Unlike economic forecasts or polling (which can shift with every tweet) demographic data is remarkably "sticky" because the people who will make up the workforce, the taxpayer base, and the buyer markets twenty years from now have, for the most part, already been born.

Tuesday, April 28, 2026




Marking this important moment in history on my blog.Last week we had humanoid robots setting new marathon records (power/speed) and beating professional ping pong players (dexterity/reflex).

We have noted important AI moments in the past like IBM defeating a chess grandmaster in 1997, Google defeating Go in 2015, and OpenAI passing the Turing Test in 2025.

Well, today we have 20 different AI models (LLMs) that are smarter than the average human (ranked as 100 on this chart).

More importantly, we now have 11 models running beyond genius level (130 on this chart) according to Mensa Norway.

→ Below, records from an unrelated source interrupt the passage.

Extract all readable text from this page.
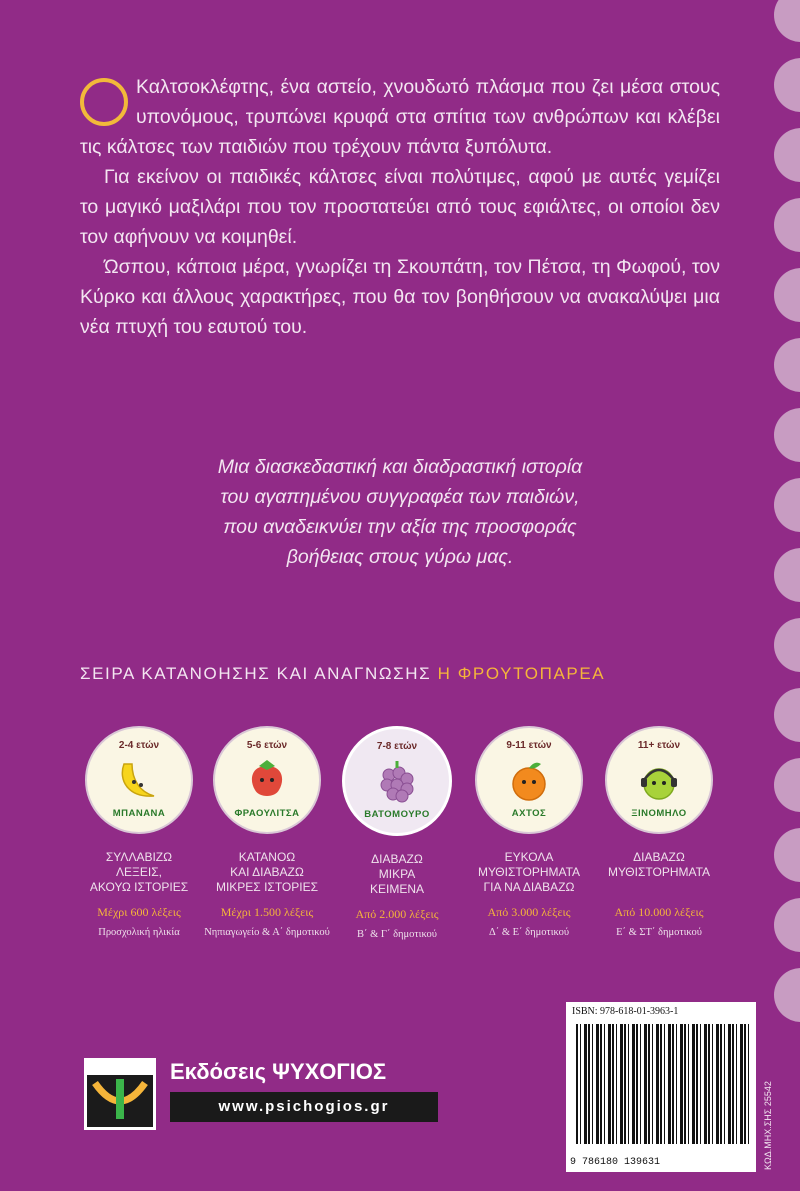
Καλτσοκλέφτης, ένα αστείο, χνουδωτό πλάσμα που ζει μέσα στους υπονόμους, τρυπώνει κρυφά στα σπίτια των ανθρώπων και κλέβει τις κάλτσες των παιδιών που τρέχουν πάντα ξυπόλυτα.

Για εκείνον οι παιδικές κάλτσες είναι πολύτιμες, αφού με αυτές γεμίζει το μαγικό μαξιλάρι που τον προστατεύει από τους εφιάλτες, οι οποίοι δεν τον αφήνουν να κοιμηθεί.

Ώσπου, κάποια μέρα, γνωρίζει τη Σκουπάτη, τον Πέτσα, τη Φωφού, τον Κύρκο και άλλους χαρακτήρες, που θα τον βοηθήσουν να ανακαλύψει μια νέα πτυχή του εαυτού του.

Μια διασκεδαστική και διαδραστική ιστορία
του αγαπημένου συγγραφέα των παιδιών,
που αναδεικνύει την αξία της προσφοράς
βοήθειας στους γύρω μας.
ΣΕΙΡΑ ΚΑΤΑΝΟΗΣΗΣ ΚΑΙ ΑΝΑΓΝΩΣΗΣ Η ΦΡΟΥΤΟΠΑΡΕΑ
2-4 ετών
ΜΠΑΝΑΝΑ
ΣΥΛΛΑΒΙΖΩ
ΛΕΞΕΙΣ,
ΑΚΟΥΩ ΙΣΤΟΡΙΕΣ
Μέχρι 600 λέξεις
Προσχολική ηλικία
5-6 ετών
ΦΡΑΟΥΛΙΤΣΑ
ΚΑΤΑΝΟΩ
ΚΑΙ ΔΙΑΒΑΖΩ
ΜΙΚΡΕΣ ΙΣΤΟΡΙΕΣ
Μέχρι 1.500 λέξεις
Νηπιαγωγείο & Α΄ δημοτικού
7-8 ετών
ΒΑΤΟΜΟΥΡΟ
ΔΙΑΒΑΖΩ
ΜΙΚΡΑ
ΚΕΙΜΕΝΑ
Από 2.000 λέξεις
Β΄ & Γ΄ δημοτικού
9-11 ετών
ΑΧΤΟΣ
ΕΥΚΟΛΑ
ΜΥΘΙΣΤΟΡΗΜΑΤΑ
ΓΙΑ ΝΑ ΔΙΑΒΑΖΩ
Από 3.000 λέξεις
Δ΄ & Ε΄ δημοτικού
11+ ετών
ΞΙΝΟΜΗΛΟ
ΔΙΑΒΑΖΩ
ΜΥΘΙΣΤΟΡΗΜΑΤΑ
Από 10.000 λέξεις
Ε΄ & ΣΤ΄ δημοτικού
Εκδόσεις ΨΥΧΟΓΙΟΣ
www.psichogios.gr
ISBN: 978-618-01-3963-1
9 786180 139631	ΚΩΔ.ΜΗΧ.ΣΗΣ 25542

Futurist Ray Kurzweil predicted that by 2029, computers will achieve human-level intelligence, passing a valid Turing test (already happened last year), marking the arrival of Artificial General Intelligence (AGI).

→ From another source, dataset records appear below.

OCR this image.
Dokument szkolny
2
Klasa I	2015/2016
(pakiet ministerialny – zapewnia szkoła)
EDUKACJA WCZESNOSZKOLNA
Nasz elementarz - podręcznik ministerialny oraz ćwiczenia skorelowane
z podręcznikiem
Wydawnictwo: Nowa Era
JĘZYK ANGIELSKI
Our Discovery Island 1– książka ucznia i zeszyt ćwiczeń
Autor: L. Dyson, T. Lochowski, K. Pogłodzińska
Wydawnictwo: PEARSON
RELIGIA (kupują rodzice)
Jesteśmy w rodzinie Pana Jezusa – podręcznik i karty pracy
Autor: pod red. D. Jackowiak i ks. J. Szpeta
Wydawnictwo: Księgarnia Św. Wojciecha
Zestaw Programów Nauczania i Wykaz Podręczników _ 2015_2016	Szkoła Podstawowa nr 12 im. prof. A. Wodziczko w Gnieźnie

He expects this AI to possess human-level cognitive capabilities, leading to significant human-machine integration and the start of a technological/biological singularity by 2045.

He may have been too conservative on this forecast by at least 15 years.

Friday, April 24, 2026




A humanoid robot just surpassed the human world record (in half-marathon) by 7 minutes.Having worked through 32 years (and living through 53 years) of the technology industry's growth, it always amazes me what it feels like "in the moment" versus the way we wax poetic about it 20 years later.

We all know those moments.

When a young Bill Gates thought every home will have a PC, and the IBM people in the same meeting felt like the total opportunity was 10,000 hobbyists.

When a young Jeff Bezos wondered what to do with tech infrastructure they had to build for their busiest day (but sits idle for the rest of the year), and magazines start making fun of him on the front cover.

Here is the deal.

The first PC was VERY limited. But it did have slots, bays, and ports that enabled innovators and entrepreneurs to build trillions of dollars of value in the future (Thanks Steve Wozniak for winning this battle over the other Steve).

The first iPhone was VERY limited. But it did have a future vision of what an App Store could do and unleashed millions of inventive minds into the ecosystem.

The same criticism came of early LLMs.

They hallucinate. They can't be trusted. It is a consumer noveltly.

Then an LLM passed the legal bar exam (bottom 10%). Six months later it passed (top 10% - Harvard/Yale level). And then 6 months later it was writing, grading, and proctoring the exam for humans.

All in 12 months.

We have difficulty in projecting what fast growing technologies will become. Bill Gates said in 1996: "We overestimate the first 2 years, and underestimate the first 10".

So here we are with humanoid robots. They are clunky, they look funny, their fingers don't have the dexterity.

Until they do.

--> Last year, humanoid robots finished the half-marathon for the first time. The result? Twice as long as the human winner. It was funny to watch.

--> This year? They set a new world record by a staggering 7 minutes.

--> Next year? They will probably finish a half marathon in 5 to 10 minutes total - the race will have to move to a Formula One track to facilitate.

Future:

The world has been built (for thousands of years) by humans FOR humans. The idea that we need hundreds of "smart devices" in our lives may turn into the fact that we only need a very few - shaped as humans and as capable (both physically & intellectually).

Examples:

- Your smart vacuum (sorry iRobot on bankruptcy), doesn't need to be smart when a humanoid robot can use a dust pan and mop.

- Your fancy smart cat litter box can go back to the normal one when a humanoid robot cleans it after every use.

- Your car with tens of thousands of dollars in sensors, cameras, and Lidar can go back to normal when a humanoid robot can take the wheel (with safety already 10X distracted humans).

- Even as simple as your smart thermostat. It can go back to the old dial when humanoid robots (which will be in every home within 20 years) can turn the dial with much better accuracy.